Children show up often in Reggio’s films. Indeed, he spent much of his time as a monk working with street gangs in the 1960s; it’s what got him kicked out of the Christian Brotherhood, he says. Children can make for an easy symbol, of course — of innocence, of impulse, of an idyllic state that humanity has lost — but Reggio’s vision has always been somewhat more complicated. “I find, with great sadness, that most kids are becoming socialized to the world,” he says. “In one day, a kid will see on the gizmo more images than a kid in the Middle Ages will have seen in a lifetime. Hear more sounds. They know everything.” (“Gizmo,” by the way, is Reggio’s preferred term for mobile phones.) In this sense, the children of Once Within a Time don’t necessarily represent innocence but humanity in general — the way we become transfixed by technology, the way we take all knowledge at face value, both our openness and our ignorance. They could stand in for our diminution in the presence of all the noise of the world, or they could stand for our potential for growth.
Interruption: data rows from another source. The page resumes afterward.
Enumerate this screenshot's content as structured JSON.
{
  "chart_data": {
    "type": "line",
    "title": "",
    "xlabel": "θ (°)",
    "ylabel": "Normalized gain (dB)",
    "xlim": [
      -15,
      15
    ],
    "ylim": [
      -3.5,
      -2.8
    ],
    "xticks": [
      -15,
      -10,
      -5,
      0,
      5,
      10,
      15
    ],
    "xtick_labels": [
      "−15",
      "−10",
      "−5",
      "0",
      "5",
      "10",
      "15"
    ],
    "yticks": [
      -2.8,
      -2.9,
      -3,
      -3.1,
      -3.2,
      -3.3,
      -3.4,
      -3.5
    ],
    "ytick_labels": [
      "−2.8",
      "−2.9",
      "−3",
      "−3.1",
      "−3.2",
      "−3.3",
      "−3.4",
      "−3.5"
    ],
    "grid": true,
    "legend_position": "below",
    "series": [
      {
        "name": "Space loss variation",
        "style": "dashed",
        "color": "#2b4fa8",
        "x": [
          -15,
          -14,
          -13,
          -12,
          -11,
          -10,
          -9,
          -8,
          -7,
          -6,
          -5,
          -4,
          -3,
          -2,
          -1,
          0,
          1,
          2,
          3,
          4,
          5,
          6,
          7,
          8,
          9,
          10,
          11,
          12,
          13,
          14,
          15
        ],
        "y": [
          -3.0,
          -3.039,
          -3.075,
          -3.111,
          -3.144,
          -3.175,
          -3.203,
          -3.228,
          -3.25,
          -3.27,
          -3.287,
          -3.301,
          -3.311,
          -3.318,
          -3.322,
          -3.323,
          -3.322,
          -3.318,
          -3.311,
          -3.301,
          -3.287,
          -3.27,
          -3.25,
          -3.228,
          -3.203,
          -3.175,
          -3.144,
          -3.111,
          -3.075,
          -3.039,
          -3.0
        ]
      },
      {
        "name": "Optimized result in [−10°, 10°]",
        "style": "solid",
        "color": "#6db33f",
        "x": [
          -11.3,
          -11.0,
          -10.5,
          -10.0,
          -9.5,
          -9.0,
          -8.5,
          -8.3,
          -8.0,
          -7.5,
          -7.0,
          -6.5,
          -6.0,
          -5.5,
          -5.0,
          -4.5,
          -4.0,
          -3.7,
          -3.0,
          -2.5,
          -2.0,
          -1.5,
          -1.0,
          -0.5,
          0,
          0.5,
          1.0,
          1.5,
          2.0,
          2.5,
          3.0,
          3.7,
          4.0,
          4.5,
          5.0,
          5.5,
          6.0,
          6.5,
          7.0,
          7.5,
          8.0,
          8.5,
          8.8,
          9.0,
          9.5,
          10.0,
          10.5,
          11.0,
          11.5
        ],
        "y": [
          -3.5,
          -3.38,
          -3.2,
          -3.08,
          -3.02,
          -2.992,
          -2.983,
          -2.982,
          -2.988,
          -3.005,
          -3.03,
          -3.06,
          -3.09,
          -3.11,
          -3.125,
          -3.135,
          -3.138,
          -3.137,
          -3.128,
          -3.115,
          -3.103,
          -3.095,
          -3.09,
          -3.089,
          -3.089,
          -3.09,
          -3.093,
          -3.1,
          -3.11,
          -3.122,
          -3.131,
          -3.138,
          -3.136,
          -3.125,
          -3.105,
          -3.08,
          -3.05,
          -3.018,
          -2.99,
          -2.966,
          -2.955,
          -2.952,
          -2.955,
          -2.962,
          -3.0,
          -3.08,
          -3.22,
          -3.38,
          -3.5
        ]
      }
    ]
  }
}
Reggio certainly has his ideas, but what makes his films so refreshing and endlessly rewatchable is that he’s never been blunt about what his movies mean. He embraces contradiction and aggressive ambiguity. He wants to overwhelm us so that we’ll feel the need to find the meaning ourselves. “In the Old Testament, the Jews didn’t use the magic vowels,” he says. “Everything was commentary by rabbi this and rabbi that and rabbi the other. It was an autodidactic experience because it was subjective. You are the vowel. You complete the story. When we put a frame around a picture, everyone sees a different story.” Once Within a Time runs 52 minutes, and it’s so lovely, funny, and charming that it feels like 15. But when it’s over, you feel like you’ve seen the world.